While speaking to the Kings after a loss in Dallas in Russell’s lone season as Kings coach, dropping their record to 4-13, Oldham stood up, walked to the shower and turned it on full blast, loud enough to drown out the coach. Some players laughed. Russell boiled. Russell was fired as coach in March 1988, nine months after landing the gig. He was booted upstairs.

Admitted Axelson in 1991, well into retirement, to Dan McGrath of The Bee, “I’ll take the blame for Russ. I was warned that he wouldn’t work hard enough, and that’s exactly why he failed.”

Russell would only say that the losses were like repeated kicks to the stomach.
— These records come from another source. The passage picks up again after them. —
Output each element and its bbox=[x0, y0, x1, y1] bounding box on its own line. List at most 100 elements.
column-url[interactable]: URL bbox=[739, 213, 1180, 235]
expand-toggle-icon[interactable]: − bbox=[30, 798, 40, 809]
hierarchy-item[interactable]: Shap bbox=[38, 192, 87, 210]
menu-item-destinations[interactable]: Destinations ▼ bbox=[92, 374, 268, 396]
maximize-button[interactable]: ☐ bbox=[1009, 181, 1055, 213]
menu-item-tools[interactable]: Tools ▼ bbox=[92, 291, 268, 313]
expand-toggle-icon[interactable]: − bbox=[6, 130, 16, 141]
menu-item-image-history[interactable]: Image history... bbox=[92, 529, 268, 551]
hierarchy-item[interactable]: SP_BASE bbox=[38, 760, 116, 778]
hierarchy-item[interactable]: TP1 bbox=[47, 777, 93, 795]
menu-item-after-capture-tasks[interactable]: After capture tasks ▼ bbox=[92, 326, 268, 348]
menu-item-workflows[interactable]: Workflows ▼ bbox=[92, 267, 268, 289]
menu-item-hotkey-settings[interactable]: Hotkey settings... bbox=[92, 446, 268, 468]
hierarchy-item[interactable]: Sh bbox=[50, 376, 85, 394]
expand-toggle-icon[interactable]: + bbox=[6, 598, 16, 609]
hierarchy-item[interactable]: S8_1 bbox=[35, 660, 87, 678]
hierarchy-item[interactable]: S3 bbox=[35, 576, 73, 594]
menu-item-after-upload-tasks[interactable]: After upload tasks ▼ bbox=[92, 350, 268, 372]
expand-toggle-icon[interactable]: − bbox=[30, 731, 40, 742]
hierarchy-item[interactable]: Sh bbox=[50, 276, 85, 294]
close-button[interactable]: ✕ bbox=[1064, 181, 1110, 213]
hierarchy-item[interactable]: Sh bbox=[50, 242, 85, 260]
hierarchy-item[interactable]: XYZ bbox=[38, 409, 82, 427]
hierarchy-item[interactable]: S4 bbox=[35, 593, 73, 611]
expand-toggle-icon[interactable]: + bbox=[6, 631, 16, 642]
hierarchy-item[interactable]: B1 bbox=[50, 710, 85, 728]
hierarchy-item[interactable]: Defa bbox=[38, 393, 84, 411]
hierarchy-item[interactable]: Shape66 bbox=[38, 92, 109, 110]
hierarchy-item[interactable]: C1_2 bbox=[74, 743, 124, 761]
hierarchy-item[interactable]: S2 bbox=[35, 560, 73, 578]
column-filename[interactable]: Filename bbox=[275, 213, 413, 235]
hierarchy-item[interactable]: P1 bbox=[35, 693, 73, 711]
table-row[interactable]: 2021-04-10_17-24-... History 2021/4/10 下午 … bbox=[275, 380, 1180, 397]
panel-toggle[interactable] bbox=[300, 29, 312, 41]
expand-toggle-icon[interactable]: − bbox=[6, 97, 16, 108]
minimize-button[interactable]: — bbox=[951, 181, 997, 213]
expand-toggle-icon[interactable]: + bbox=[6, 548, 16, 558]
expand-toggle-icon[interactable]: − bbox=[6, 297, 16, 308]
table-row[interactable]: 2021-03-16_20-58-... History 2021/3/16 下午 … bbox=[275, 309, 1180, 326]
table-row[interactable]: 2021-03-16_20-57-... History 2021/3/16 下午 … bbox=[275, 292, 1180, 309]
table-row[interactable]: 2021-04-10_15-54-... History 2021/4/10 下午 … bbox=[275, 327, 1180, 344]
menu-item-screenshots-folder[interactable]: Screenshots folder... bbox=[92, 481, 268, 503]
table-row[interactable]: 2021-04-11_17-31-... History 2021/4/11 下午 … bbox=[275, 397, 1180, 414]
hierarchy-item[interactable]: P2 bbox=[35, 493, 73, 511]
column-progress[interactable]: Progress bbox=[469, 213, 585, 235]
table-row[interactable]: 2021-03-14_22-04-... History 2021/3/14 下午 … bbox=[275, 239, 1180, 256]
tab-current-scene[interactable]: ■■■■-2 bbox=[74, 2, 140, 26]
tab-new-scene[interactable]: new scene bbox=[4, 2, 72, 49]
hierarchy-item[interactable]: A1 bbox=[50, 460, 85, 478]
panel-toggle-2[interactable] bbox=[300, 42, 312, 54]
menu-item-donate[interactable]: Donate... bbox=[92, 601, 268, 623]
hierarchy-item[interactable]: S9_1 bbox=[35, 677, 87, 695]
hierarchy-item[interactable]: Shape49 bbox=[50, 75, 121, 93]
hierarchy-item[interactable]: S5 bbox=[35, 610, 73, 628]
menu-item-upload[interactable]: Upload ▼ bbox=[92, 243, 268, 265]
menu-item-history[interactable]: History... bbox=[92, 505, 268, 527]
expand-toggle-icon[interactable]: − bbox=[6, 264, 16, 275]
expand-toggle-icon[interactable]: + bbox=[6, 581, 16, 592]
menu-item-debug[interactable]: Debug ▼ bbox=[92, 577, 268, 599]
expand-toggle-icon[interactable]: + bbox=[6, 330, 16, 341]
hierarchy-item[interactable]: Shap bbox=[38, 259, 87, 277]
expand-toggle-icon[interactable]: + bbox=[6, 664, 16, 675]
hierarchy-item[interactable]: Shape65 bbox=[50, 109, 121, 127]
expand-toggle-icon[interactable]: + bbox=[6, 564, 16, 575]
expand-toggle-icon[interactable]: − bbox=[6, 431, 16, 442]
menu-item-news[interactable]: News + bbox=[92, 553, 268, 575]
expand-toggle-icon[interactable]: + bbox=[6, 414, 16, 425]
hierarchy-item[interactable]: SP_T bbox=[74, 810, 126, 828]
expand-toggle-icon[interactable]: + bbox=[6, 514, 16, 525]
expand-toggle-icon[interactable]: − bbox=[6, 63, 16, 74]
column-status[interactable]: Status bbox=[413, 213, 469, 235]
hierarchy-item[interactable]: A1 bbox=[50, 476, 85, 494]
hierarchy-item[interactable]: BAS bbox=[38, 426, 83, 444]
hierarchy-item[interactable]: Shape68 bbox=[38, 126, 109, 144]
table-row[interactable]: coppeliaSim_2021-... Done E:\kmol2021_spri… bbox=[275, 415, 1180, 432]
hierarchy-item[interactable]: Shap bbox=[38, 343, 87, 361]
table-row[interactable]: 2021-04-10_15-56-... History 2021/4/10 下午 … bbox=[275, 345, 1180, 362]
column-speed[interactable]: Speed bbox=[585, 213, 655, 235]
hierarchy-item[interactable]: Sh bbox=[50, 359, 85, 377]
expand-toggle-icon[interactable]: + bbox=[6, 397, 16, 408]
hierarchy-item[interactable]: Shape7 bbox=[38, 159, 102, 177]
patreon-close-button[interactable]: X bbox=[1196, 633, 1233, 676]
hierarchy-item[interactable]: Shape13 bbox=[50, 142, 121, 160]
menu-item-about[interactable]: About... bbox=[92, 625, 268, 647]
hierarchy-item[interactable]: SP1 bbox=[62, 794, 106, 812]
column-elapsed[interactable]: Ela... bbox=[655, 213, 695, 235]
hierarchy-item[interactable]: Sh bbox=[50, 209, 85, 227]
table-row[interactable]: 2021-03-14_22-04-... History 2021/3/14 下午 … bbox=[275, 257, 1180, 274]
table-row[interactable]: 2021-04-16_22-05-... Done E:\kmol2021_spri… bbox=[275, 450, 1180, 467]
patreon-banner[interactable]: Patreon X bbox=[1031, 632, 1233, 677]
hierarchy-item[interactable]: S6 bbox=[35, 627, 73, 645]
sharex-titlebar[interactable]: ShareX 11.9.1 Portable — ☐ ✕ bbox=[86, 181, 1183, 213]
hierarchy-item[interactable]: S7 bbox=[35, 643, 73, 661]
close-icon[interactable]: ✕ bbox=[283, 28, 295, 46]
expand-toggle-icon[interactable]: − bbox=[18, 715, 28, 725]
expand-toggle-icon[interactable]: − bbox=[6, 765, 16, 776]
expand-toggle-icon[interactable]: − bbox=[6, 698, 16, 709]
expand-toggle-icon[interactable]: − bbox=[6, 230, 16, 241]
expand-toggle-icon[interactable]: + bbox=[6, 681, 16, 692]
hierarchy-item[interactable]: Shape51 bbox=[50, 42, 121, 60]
He declined to take any responsibility for the Kings’ failures.

Russell’s last chance: Nervous Pervis

Russell had one last chance to make a mark on the Kings. As vice president, Russell and the Kings held the top pick in the 1989 draft. Just their luck, it was a bad lot. Russell went with the 6-foot-9 Pervis Ellison of Louisville.

That Russell did not bring Ellison to Sacramento for a predraft workout or a sit-down discussion to get to know each other puzzled others in the franchise. Uninspired and injury prone, Ellison was a wash and was out of Sacramento after playing in just 34 games. Russell was fired Dec. 19, 1989. He cleaned out his Kings office that night and remained mostly in seclusion for weeks in his Rancho Murrieta home, departing only for provisions and to golf.

“When we hired Russ, it was fabulous, absolutely amazing,” Van Dusen said. “Everyone was excited. But I think Axelson did everything he could to undermine Russ. We had all these big offices in Arco, 16 by 20 feet, and where did Axelson put him? In a hole in the wall down the hall, an 8 by 10. It was so insulting. The Pervis draft was all Russ. He thought Ellison was another Bill Russell: A tall, thin lefty who could block shots, but Pervis didn’t have the heart.”

Russell made one more visit to Arco Arena, years later, but he did not want to rehash old stories. When old-timers told Russell that they were proudly employed by the Kings, he would offer, “I’m so sorry,” with his trademark cackle laugh.

“We called Russ the ultimate game-changer for what he did in Boston and for basketball, but it never happened here,” Van Dusen said. “What a shame.”